The option of surgery to treat obesity has gained in popularity over the past several years. As the techniques and knowledge regarding the subject have improved, so too have the results. However, not everyone is a candidate for surgery when it comes to their weight. Moreover, one must be sound psychologically as well as physically to undergo either of the two most common procedures, Rous-En-Y gastric bypass and adjustable gastric banding.
Generally speaking, one must have a body mass index (BMI) greater than 40 to be considered for surgery, or have a BMI greater than 35 with one or more obesity related co-morbidities such as diabetes, obstructive sleep apnea, hypertension or the metabolic syndrome. In addition, it is rare that a physician or other healthcare provider will move right to the surgical option without first exhausting all the non-surgical options. Usually, both the surgeon who will perform the procedure and the individual's insurance company will want to see that the patient has truly "failed" diets, exercise, and group programs such as Weight Watchers, Nutrisystem and others, before agreeing to go ahead with surgery.

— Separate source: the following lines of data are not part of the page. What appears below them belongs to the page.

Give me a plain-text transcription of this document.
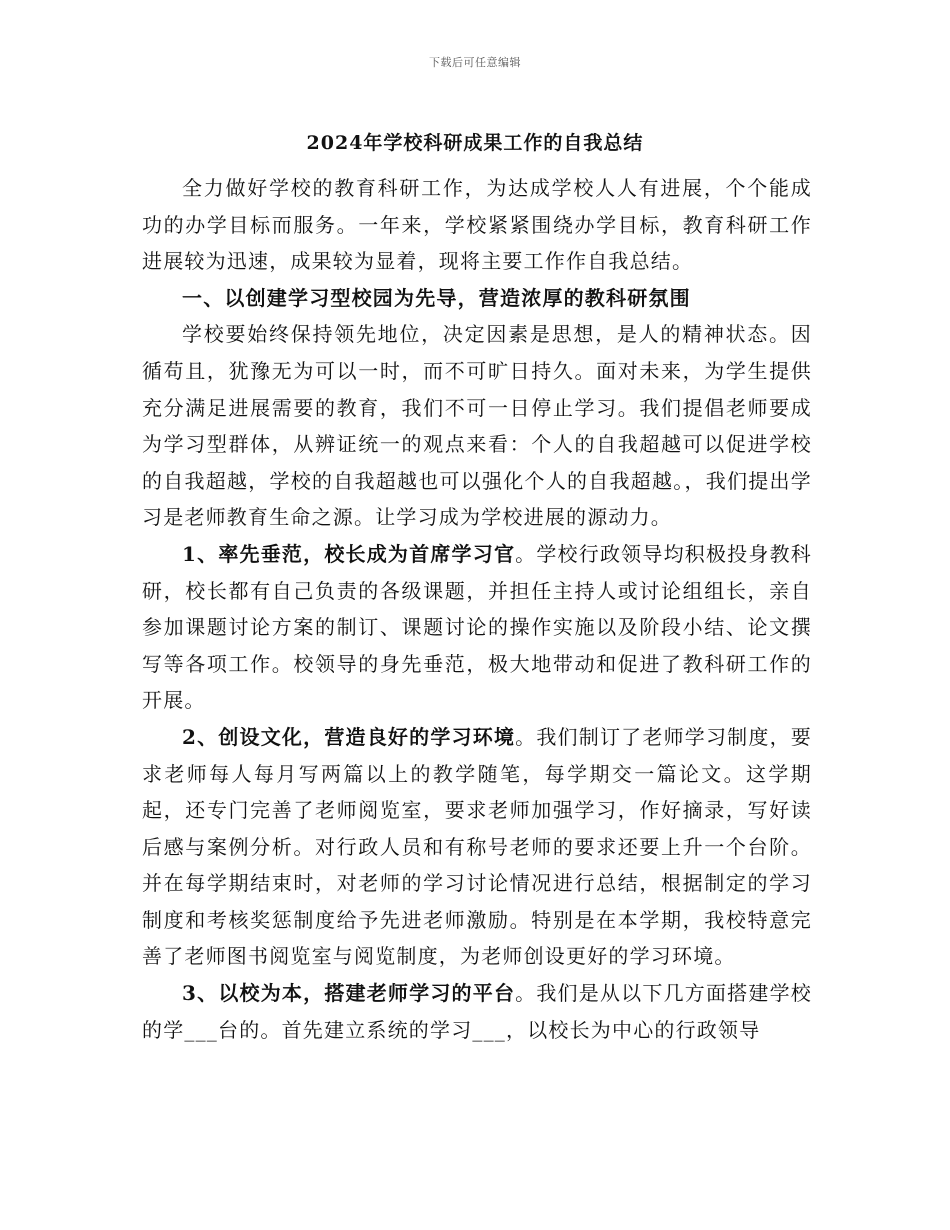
下载后可任意编辑
2024年学校科研成果工作的自我总结

全力做好学校的教育科研工作，为达成学校人人有进展，个个能成功的办学目标而服务。一年来，学校紧紧围绕办学目标，教育科研工作进展较为迅速，成果较为显着，现将主要工作作自我总结。

一、以创建学习型校园为先导，营造浓厚的教科研氛围

学校要始终保持领先地位，决定因素是思想，是人的精神状态。因循苟且，犹豫无为可以一时，而不可旷日持久。面对未来，为学生提供充分满足进展需要的教育，我们不可一日停止学习。我们提倡老师要成为学习型群体，从辨证统一的观点来看：个人的自我超越可以促进学校的自我超越，学校的自我超越也可以强化个人的自我超越。，我们提出学习是老师教育生命之源。让学习成为学校进展的源动力。

1、率先垂范，校长成为首席学习官。学校行政领导均积极投身教科研，校长都有自己负责的各级课题，并担任主持人或讨论组组长，亲自参加课题讨论方案的制订、课题讨论的操作实施以及阶段小结、论文撰写等各项工作。校领导的身先垂范，极大地带动和促进了教科研工作的开展。

2、创设文化，营造良好的学习环境。我们制订了老师学习制度，要求老师每人每月写两篇以上的教学随笔，每学期交一篇论文。这学期起，还专门完善了老师阅览室，要求老师加强学习，作好摘录，写好读后感与案例分析。对行政人员和有称号老师的要求还要上升一个台阶。并在每学期结束时，对老师的学习讨论情况进行总结，根据制定的学习制度和考核奖惩制度给予先进老师激励。特别是在本学期，我校特意完善了老师图书阅览室与阅览制度，为老师创设更好的学习环境。

3、以校为本，搭建老师学习的平台。我们是从以下几方面搭建学校的学___台的。首先建立系统的学习___，以校长为中心的行政领导
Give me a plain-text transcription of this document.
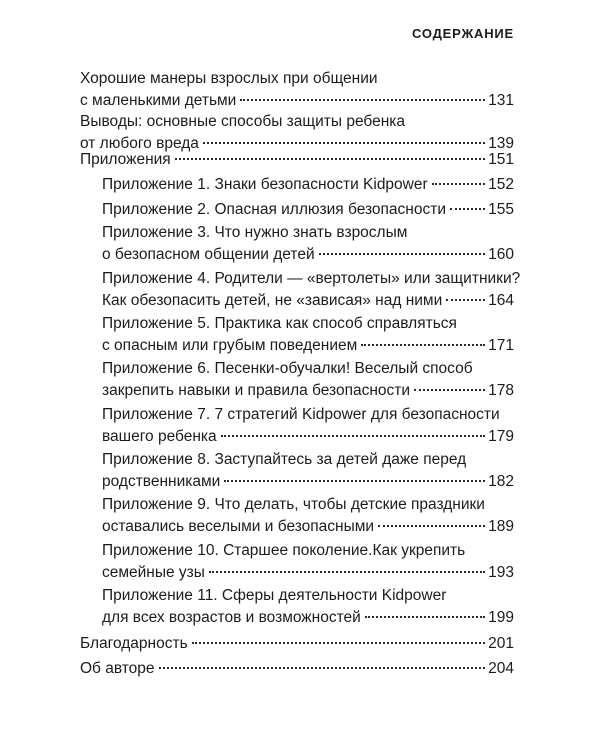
СОДЕРЖАНИЕ
Хорошие манеры взрослых при общении
с маленькими детьми	131
Выводы: основные способы защиты ребенка
от любого вреда	139
Приложения	151
Приложение 1. Знаки безопасности Kidpower	152
Приложение 2. Опасная иллюзия безопасности	155
Приложение 3. Что нужно знать взрослым
о безопасном общении детей	160
Приложение 4. Родители — «вертолеты» или защитники?
Как обезопасить детей, не «зависая» над ними	164
Приложение 5. Практика как способ справляться
с опасным или грубым поведением	171
Приложение 6. Песенки-обучалки! Веселый способ
закрепить навыки и правила безопасности	178
Приложение 7. 7 стратегий Kidpower для безопасности
вашего ребенка	179
Приложение 8. Заступайтесь за детей даже перед
родственниками	182
Приложение 9. Что делать, чтобы детские праздники
оставались веселыми и безопасными	189
Приложение 10. Старшее поколение.Как укрепить
семейные узы	193
Приложение 11. Сферы деятельности Kidpower
для всех возрастов и возможностей	199
Благодарность	201
Об авторе	204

Both Rous-En-Y gastric bypass procedure and adjustable gastric banding are very effective at helping people lose weight. One study, which looked at any type of weight loss surgery, showed maximal weight loss at 1-2 years with a 32% drop for the gastric bypass procedure and 20% with the gastric banding procedure. The loss at 10 years post surgery was more modest but rather significant nonetheless with gastric bypass at 25% and gastric banding at 14%.
If you are an individual with the above mentioned criteria for severe obesity (a.k.a morbid obesity), and you have indeed failed many attempts at sustained weight loss over a period of a few years, weight loss surgery may certainly be an option, and you are encouraged to speak with your primary care provider about the subject. Be cautious though.
Firstly, by its mere nature, obesity, especially with co-morbid conditions such as diabetes, hypertension and high cholesterol, will put you in a higher surgical risk category with potential for more complications. Your surgeon and primary care provider will most likely want you to undergo a battery of tests to ascertain your overall health and suitability for the procedure as well as assess your perioperative risk for complications.
Also, often overlooked, is the psychological trauma for patients, many of whom have been heavy their entire lives and are not fully prepared for the change they will experience after surgery. For instance, some patients have battled depression and anxiety having come to identify themselves as obese, but now are no longer. They can have difficulty adjusting their psyche to a new body image. Moreover, the individual's relationship with food can change dramatically, especially after gastric bypass surgery, an added trauma. Often, one cannot eat as much post surgery and patients can find that an unusual issue to deal with having not anticipated this before the surgery. In all likelihood, one will most likely be required to undergo a psychological evaluation in addition to the physical one.